Early in his career, Biden developed a close friendship with Stennis, the Mississippi senator who was a leading opponent of school desegregation and rejected the Supreme Court’s order to integrate classrooms. In a 1988 letter, Biden told Stennis that he viewed him as a “hero” and was honored to move into his office after Stennis left the Senate, according to correspondence published by CNN.

“I have bittersweet feeling about moving into an office of such distinction. The bitterness relates to the knowledge that you will no longer be in the Senate and the sweetness to the knowledge that I will have a constant reminder of the man I viewed as a hero from the time,” Biden wrote. “I sat next you at your conference table on my second day as a U.S. senator. You are a great man Senator Stennis and I will try to live up to the great and honorable tradition of the man who last occupied the office.”

In a 2016 speech in Pittsburgh, Biden discussed his fond memories of Eastland, a staunch segregationist who once said: “Those who would mix little children of both races in our schools are following an illegal, immoral, and sinful doctrine.” Eastland said before his death that he did not regret anything in his political career and “voted my convictions.”
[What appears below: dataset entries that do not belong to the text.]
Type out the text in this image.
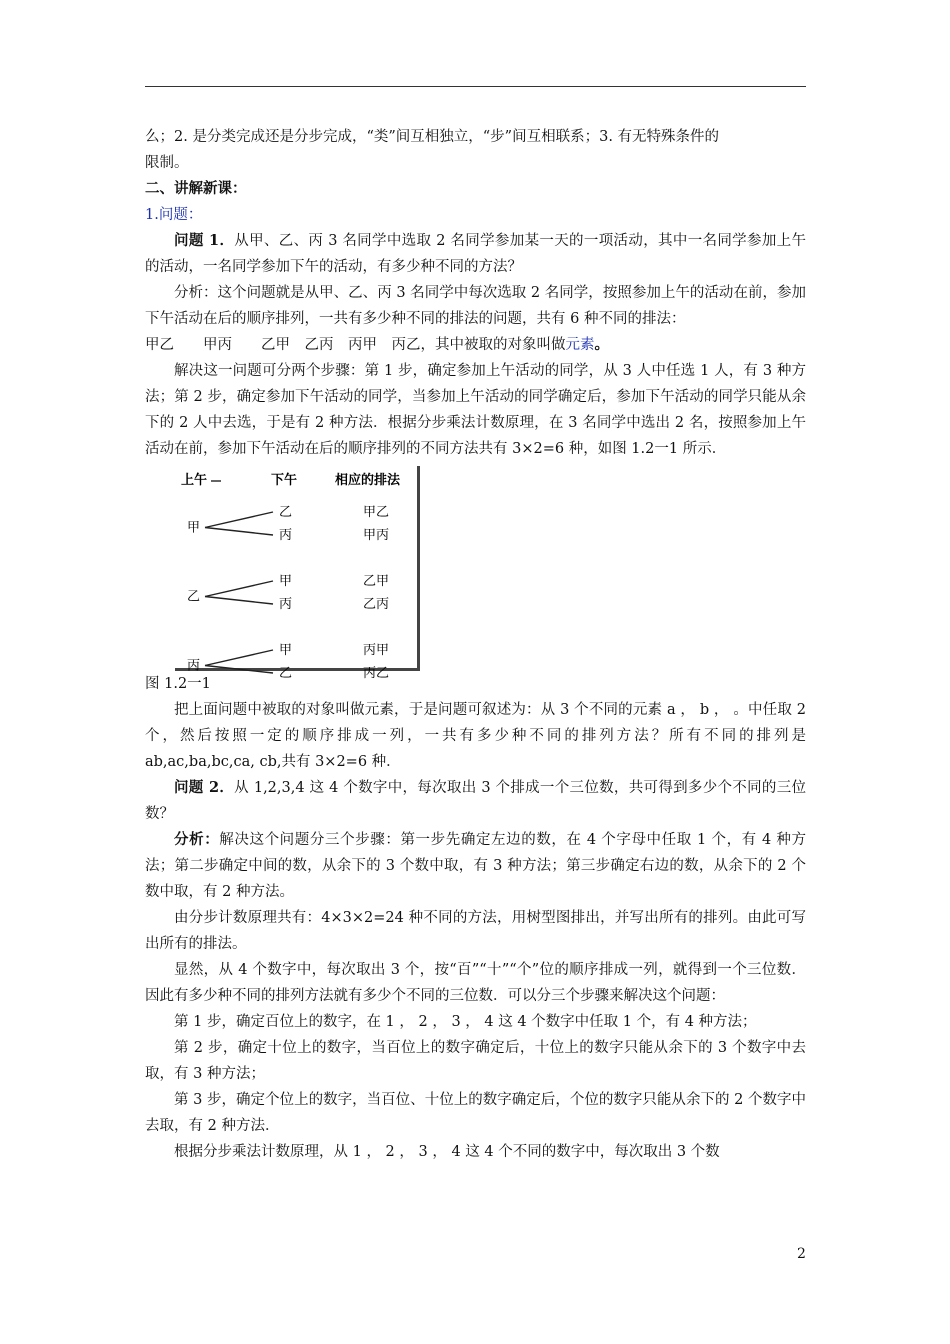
么；2. 是分类完成还是分步完成，“类”间互相独立，“步”间互相联系；3. 有无特殊条件的

限制。

二、讲解新课：

1.问题：

问题 1．从甲、乙、丙 3 名同学中选取 2 名同学参加某一天的一项活动，其中一名同学参加上午的活动，一名同学参加下午的活动，有多少种不同的方法？

分析：这个问题就是从甲、乙、丙 3 名同学中每次选取 2 名同学，按照参加上午的活动在前，参加下午活动在后的顺序排列，一共有多少种不同的排法的问题，共有 6 种不同的排法：

甲乙　　甲丙　　乙甲　乙丙　丙甲　丙乙，其中被取的对象叫做元素。

解决这一问题可分两个步骤：第 1 步，确定参加上午活动的同学，从 3 人中任选 1 人，有 3 种方法；第 2 步，确定参加下午活动的同学，当参加上午活动的同学确定后，参加下午活动的同学只能从余下的 2 人中去选，于是有 2 种方法．根据分步乘法计数原理，在 3 名同学中选出 2 名，按照参加上午活动在前，参加下午活动在后的顺序排列的不同方法共有 3×2=6 种，如图 1.2一1 所示．

上午	下午	相应的排法
甲
乙
丙
甲乙
甲丙
乙
甲
丙
乙甲
乙丙
丙
甲
乙
丙甲
丙乙

图 1.2一1

把上面问题中被取的对象叫做元素，于是问题可叙述为：从 3 个不同的元素 a ， b ， 。中任取 2 个，然后按照一定的顺序排成一列，一共有多少种不同的排列方法？所有不同的排列是 ab,ac,ba,bc,ca, cb,共有 3×2=6 种．

问题 2．从 1,2,3,4 这 4 个数字中，每次取出 3 个排成一个三位数，共可得到多少个不同的三位数？

分析：解决这个问题分三个步骤：第一步先确定左边的数，在 4 个字母中任取 1 个，有 4 种方法；第二步确定中间的数，从余下的 3 个数中取，有 3 种方法；第三步确定右边的数，从余下的 2 个数中取，有 2 种方法。

由分步计数原理共有：4×3×2=24 种不同的方法，用树型图排出，并写出所有的排列。由此可写出所有的排法。

显然，从 4 个数字中，每次取出 3 个，按“百”“十”“个”位的顺序排成一列，就得到一个三位数．因此有多少种不同的排列方法就有多少个不同的三位数．可以分三个步骤来解决这个问题：

第 1 步，确定百位上的数字，在 1 ， 2 ， 3 ， 4 这 4 个数字中任取 1 个，有 4 种方法；

第 2 步，确定十位上的数字，当百位上的数字确定后，十位上的数字只能从余下的 3 个数字中去取，有 3 种方法；

第 3 步，确定个位上的数字，当百位、十位上的数字确定后，个位的数字只能从余下的 2 个数字中去取，有 2 种方法．

根据分步乘法计数原理，从 1 ， 2 ， 3 ， 4 这 4 个不同的数字中，每次取出 3 个数

2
Biden recalled that at the height of the desegregation busing debate, Eastland offered to help him win his reelection in Delaware. “I looked at Eastland. He said, ‘What can old Jim Eastland do for you in Delaware?’” Biden recounted. “I said, ‘Mr. Chairman, some places you’d help and some places you’d hurt.’ He said, ‘Well, I’ll come to Delaware and campaign for you or against you, whichever will help the most.’”

At a rally in Alabama in 2017, Biden said: “Even in the days when I got [to the Senate], the Democratic Party still had seven or eight old-fashioned Democratic segregationists. You’d get up, and you’d argue like the devil with them. Then you’d go down and have lunch or dinner together. The political system worked. We were divided on issues, but the political system worked.”

Talmadge, a vocal segregationist who died in 2002, once proclaimed, “There aren’t enough troops in the whole United States to make the white people of this state send their children to school with colored children.” Biden’s warm remarks about controversial Southern politicians was not confined to his Senate colleagues.

During his 1988 presidential campaign, Biden praised one of the most infamous segregationists in the United States, former Alabama Gov. George Wallace, and claimed that Wallace had given him an award in 1973 as one of the “outstanding young politicians in America.”

A representative for Biden’s campaign did not respond to a request for the names of any segregationists who Biden had not enjoyed working with during his 47-year political career.